Les prix agricoles connaissent une forte correction dans plusieurs localités du groupement de Batangi-Mbau, dans le territoire de Beni, au Nord-Kivu. En l’espace de trois mois, le bassin de patates douces est passé de 25.000 à 10.000 francs congolais. La farine de manioc, quant à elle, se négocie aujourd’hui à 8.000 contre 20.000 francs auparavant. Même tendance pour le charbon de bois dont le sac, autrefois cédé à 70.000 francs, s’échange désormais à 35.000.
Cette baisse généralisée des prix traduit un double effet d’offre. D’une part, le redéploiement sécuritaire des FARDC en appui aux troupes ougandaises (UPDF) a permis un retour partiel des cultivateurs dans leurs champs, notamment dans les zones de Mayi-Safi, Mama-Neema, Mukondi, Bango et Kainama. D’autre part, l’amélioration progressive de l’axe routier Eringeti-Kainama, en cours de réhabilitation depuis décembre 2024, facilite le désenclavement agricole et la logistique des produits vers les centres de consommation.
Sur le plan économique, ce mouvement suggère un rééquilibrage temporaire entre l’offre et la demande dans une région habituellement sujette à des tensions inflationnistes. En renforçant l’accessibilité physique des bassins de production, la relance des flux commerciaux a réduit les frictions logistiques qui, jusque-là, contribuaient à une formation des prix élevée. La multiplication des engins de transport a introduit une concurrence accrue sur les itinéraires de collecte, réduisant ainsi les marges des intermédiaires.

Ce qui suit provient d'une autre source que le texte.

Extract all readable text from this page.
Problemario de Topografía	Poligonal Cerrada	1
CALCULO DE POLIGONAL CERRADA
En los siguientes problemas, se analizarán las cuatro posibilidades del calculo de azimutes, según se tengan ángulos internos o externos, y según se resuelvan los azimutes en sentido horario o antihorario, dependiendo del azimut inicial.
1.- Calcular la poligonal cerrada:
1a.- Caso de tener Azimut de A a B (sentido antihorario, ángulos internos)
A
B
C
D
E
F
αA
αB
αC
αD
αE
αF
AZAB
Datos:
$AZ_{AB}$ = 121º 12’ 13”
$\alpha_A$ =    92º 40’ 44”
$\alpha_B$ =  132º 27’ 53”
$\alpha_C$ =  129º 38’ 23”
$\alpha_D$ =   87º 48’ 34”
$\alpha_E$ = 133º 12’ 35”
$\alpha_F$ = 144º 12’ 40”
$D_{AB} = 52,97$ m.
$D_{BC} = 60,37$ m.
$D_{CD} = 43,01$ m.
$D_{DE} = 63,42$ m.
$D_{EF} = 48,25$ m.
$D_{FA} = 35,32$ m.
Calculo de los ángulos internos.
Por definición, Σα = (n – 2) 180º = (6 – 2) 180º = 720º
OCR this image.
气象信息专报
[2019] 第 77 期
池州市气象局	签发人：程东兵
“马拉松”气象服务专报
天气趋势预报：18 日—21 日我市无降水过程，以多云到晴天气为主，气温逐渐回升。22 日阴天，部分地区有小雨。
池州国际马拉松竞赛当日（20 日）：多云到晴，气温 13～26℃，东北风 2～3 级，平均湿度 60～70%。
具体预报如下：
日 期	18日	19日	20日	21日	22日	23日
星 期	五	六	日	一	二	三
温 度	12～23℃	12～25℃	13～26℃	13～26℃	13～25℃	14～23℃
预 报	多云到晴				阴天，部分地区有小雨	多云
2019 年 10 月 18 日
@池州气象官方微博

La situation actuelle illustre l’effet de transmission directe entre les variables sécuritaires, les infrastructures et les indicateurs de prix. Elle révèle également une dépendance critique des équilibres de marché à la stabilité opérationnelle des zones rurales. Si la tendance se poursuit, le pouvoir d’achat des ménages locaux pourrait se stabiliser, à condition que les circuits de distribution restent fonctionnels et que la sécurité demeure assurée.
Le contexte reste toutefois fragile. L’absence de dispositifs de stockage ou de structuration des chaînes de valeur agricoles pourrait limiter l’impact de cette baisse des prix sur le long terme. La Banque centrale du Congo, dans sa dernière note de conjoncture, pointait justement l’exposition des marchés périphériques aux effets de volatilité logistique, soulignant la nécessité d’un encadrement plus rigoureux de la filière agro-industrielle en période de reprise.